UNA STORIA INCREDIBILE – Premette il film: “Questa è la storia di un tassista, un asino, un mercante di Betlemme e lo street artist più famoso della sua generazione”. In realtà ovviamente non è solo la semplice cronistoria del “furto” (ma si può chiamare così?) di un non piccolo graffito, un asino con un soldato israeliano che gli chiede i documenti, dipinto in origine (2007) sul terribile muro che separa a Betlemme le due comunità. Walid la bestia, un sollevatore di pesi di 135 chili che si mantiene facendo il tassista, sostiene di essere stato lui su commissione a segare la porzione di muro per farla trasportare (4 tonnellate!) per la Scandinavia. Ma questa è solo la partenza, perché le questioni sul tappeto sono tante. Il comune di Betlemme lo considera un furto anche se qualcuno della comunità non lo ha apprezzato, aldilà dell’indubbio spirito di denuncia e indignazione che ha motivato i tanti artisti tra cui Banksy lì convenuti gratis (ovviamente) per la causa: per i palestinesi essere paragonati a un asino è un insulto, nella loro cultura, come provano a ribadire Walid e l’imprenditore Maikel Canawati. Insomma le questioni sul tappeto (anzi sul muro) sono altre e disparate; rimandano più in generale, ad esempio, al rapporto tra arte e sfruttamento commerciale.

BANKSY, LA PRIMULA ROSSA – Ha senso spostare un’opera concepita in quel contesto (oltretutto particolare) per diventare oggetto di mercato del valore di centinaia di migliaia di dollari, patrimonio che solo uno o pochi usufruiranno (come commenta un fotografo: “gli unici che se li possono permettere sono i mega ricchi!”)? È etico che un privato (persona, museo, istituzione) si prenda qualcosa creata senza fini di lucro per interagire con la città? Tra l’altro rimane comunque non totalmente certa la paternità dell’opera; sì perché Banksy è una sorta di primula rossa, interviene con la sua equipe, dipinge su un muro, firma e sparisce, senza mai rivelare la sua identità (si chiamerà così davvero?) e tanto meno i suoi connotati.
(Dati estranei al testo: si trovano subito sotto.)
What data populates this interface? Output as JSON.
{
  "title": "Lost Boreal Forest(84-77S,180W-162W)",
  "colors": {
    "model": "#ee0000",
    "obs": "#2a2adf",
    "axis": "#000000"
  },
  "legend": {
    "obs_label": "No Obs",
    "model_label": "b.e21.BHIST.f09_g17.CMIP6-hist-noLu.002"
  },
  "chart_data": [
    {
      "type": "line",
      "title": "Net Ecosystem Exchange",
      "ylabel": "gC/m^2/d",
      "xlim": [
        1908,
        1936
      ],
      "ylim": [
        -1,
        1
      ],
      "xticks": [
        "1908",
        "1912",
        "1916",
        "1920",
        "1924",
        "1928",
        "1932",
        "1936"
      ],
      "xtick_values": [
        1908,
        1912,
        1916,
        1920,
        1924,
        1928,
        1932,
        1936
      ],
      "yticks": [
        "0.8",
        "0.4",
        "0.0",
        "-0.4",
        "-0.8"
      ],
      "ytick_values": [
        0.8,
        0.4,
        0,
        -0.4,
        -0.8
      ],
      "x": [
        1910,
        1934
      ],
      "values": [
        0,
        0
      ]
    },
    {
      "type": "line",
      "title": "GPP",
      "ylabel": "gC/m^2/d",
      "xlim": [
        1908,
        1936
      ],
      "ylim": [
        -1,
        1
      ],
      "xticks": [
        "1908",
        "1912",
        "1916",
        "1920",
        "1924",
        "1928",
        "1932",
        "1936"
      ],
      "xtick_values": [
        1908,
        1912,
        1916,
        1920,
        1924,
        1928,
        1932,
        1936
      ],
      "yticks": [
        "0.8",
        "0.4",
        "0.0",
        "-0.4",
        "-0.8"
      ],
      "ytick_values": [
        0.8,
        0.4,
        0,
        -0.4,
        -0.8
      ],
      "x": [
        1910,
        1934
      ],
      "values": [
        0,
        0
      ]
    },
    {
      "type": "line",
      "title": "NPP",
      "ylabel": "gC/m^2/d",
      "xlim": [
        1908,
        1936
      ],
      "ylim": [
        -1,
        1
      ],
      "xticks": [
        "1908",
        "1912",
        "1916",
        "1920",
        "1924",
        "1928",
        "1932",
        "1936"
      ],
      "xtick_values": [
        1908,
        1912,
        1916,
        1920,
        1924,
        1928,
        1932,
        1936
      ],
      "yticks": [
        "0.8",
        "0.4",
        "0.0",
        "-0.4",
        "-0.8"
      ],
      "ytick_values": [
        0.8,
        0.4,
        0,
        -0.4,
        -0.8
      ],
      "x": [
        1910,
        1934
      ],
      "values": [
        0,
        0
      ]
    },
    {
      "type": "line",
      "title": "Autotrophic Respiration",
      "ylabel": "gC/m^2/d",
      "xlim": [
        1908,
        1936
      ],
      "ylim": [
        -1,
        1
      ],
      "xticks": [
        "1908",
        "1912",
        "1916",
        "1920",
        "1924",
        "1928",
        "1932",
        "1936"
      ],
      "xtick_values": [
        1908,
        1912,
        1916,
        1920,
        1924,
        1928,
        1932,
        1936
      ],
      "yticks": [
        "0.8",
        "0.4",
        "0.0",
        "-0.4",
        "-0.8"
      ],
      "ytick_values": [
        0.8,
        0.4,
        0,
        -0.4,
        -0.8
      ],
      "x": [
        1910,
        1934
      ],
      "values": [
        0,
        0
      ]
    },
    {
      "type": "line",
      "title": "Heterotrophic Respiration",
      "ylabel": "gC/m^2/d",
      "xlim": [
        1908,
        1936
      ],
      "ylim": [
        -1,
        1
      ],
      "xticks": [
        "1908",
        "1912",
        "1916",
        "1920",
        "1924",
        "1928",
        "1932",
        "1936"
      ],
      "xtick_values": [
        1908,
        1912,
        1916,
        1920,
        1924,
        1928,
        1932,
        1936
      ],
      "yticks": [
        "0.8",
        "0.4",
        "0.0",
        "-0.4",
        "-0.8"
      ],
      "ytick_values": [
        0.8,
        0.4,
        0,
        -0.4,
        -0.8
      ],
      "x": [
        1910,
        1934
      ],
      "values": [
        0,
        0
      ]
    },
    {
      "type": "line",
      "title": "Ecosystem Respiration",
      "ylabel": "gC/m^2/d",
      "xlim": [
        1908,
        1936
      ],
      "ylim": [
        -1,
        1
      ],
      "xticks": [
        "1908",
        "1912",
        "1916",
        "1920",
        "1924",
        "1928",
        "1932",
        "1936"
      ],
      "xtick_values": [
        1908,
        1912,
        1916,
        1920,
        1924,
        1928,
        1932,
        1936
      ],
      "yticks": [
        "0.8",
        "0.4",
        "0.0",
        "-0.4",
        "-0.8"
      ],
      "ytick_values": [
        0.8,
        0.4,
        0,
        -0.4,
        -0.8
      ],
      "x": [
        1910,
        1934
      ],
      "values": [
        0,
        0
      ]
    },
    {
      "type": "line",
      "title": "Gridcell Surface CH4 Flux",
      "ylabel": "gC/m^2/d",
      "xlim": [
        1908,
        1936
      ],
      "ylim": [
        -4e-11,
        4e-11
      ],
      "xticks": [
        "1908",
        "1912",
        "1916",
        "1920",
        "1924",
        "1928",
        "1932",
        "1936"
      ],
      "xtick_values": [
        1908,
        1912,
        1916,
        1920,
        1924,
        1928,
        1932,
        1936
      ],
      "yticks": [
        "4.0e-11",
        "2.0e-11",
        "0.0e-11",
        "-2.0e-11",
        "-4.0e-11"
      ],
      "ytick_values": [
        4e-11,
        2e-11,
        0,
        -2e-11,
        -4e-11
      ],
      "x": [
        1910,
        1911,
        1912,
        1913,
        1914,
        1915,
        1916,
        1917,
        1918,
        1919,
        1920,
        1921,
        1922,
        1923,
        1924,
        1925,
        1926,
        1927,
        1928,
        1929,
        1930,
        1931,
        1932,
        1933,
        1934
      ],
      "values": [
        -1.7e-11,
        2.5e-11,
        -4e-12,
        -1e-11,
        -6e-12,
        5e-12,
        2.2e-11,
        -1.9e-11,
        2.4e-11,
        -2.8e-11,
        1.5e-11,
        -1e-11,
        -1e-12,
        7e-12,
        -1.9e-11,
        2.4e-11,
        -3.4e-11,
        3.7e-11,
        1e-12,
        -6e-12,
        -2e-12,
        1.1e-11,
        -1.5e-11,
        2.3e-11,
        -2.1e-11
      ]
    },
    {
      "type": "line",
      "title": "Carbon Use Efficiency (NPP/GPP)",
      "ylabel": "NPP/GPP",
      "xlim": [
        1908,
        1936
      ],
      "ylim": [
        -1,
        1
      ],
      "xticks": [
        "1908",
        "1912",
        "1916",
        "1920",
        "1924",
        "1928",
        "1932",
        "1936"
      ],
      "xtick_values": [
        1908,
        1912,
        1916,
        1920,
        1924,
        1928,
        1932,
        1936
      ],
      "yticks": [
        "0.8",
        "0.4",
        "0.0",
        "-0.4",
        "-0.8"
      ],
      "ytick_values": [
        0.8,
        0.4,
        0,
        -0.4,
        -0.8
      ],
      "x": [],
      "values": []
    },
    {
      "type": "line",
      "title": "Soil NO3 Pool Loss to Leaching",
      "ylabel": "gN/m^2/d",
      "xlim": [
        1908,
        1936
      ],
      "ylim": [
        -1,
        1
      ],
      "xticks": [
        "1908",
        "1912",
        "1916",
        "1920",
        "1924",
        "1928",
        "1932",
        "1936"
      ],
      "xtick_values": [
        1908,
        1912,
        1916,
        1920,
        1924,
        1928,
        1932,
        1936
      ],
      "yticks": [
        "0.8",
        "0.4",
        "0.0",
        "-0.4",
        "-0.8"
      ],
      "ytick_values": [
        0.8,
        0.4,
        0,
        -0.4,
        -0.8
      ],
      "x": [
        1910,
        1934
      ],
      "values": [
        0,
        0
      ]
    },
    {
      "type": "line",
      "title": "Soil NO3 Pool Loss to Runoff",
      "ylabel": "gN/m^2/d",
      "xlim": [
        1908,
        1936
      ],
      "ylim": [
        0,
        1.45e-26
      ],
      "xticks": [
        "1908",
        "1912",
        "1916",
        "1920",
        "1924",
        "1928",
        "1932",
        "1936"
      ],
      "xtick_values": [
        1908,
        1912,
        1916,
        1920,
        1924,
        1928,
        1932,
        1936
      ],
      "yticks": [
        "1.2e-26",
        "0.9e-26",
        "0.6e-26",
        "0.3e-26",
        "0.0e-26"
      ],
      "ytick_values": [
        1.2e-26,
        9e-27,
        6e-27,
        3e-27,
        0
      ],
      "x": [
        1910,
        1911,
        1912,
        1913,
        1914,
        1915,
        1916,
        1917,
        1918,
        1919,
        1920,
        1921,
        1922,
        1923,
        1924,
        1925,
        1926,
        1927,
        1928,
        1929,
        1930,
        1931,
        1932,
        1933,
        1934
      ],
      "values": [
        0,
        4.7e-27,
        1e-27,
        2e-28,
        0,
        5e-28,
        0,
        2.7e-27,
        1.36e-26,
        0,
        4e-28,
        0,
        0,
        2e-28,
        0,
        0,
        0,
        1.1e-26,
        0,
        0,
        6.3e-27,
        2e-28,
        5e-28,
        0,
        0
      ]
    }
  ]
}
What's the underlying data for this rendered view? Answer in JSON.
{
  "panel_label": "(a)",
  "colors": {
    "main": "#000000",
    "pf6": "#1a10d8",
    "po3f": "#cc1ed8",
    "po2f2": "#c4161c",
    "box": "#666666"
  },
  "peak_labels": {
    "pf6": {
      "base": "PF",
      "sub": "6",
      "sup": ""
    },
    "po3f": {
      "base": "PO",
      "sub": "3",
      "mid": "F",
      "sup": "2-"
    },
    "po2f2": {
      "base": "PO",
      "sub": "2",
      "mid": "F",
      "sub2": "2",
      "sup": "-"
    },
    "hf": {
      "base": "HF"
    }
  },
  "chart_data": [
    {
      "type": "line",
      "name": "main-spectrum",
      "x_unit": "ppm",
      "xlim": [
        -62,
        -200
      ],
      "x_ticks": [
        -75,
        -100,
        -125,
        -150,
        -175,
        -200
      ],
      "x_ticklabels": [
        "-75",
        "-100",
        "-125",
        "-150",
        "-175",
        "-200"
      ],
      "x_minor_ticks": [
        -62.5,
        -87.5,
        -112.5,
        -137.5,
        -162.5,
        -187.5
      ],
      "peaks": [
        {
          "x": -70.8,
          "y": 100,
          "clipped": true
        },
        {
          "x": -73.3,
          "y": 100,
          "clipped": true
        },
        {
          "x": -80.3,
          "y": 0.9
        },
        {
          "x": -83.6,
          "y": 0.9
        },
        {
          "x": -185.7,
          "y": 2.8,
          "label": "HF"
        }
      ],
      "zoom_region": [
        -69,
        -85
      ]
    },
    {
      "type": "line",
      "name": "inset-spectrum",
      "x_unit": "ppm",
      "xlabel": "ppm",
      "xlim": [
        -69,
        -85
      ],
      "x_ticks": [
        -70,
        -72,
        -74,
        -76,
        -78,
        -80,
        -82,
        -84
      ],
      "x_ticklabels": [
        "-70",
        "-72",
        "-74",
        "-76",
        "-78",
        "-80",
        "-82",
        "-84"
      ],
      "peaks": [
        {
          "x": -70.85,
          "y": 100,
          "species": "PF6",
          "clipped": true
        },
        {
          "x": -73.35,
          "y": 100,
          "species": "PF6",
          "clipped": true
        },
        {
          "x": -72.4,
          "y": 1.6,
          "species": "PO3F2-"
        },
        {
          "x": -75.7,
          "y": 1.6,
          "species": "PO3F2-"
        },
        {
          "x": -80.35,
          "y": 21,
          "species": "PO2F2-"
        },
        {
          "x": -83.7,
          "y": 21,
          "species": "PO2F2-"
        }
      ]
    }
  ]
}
ARTE IN MOSTRA – Di certo con queste performance, spesso clamorose e polemiche, è diventato l’artista più importante del suo tempo, uno che ha nobilitato un’arte concepita per essere effimera (ma che con le “estrazioni” dai muri invece, sostengono alcuni, specialmente i mercanti d’arte, verrà sottratta all’oblio del tempo): oltretutto tante sue opere sono esposte in questi giorni a Milano al Mudec, sino al 14 aprile, riscuotendo grandissimo successo. Il videomaker Marco Proserpio, qui al suo debutto nel lungometraggio, parla e filma tutti, raccoglie testimonianze e riflessioni, per un documentario apparentemente che non sceglie tra le opinioni, ma che sicuramente sposa le ragioni della Palestina e quelle della libertà dell’Arte.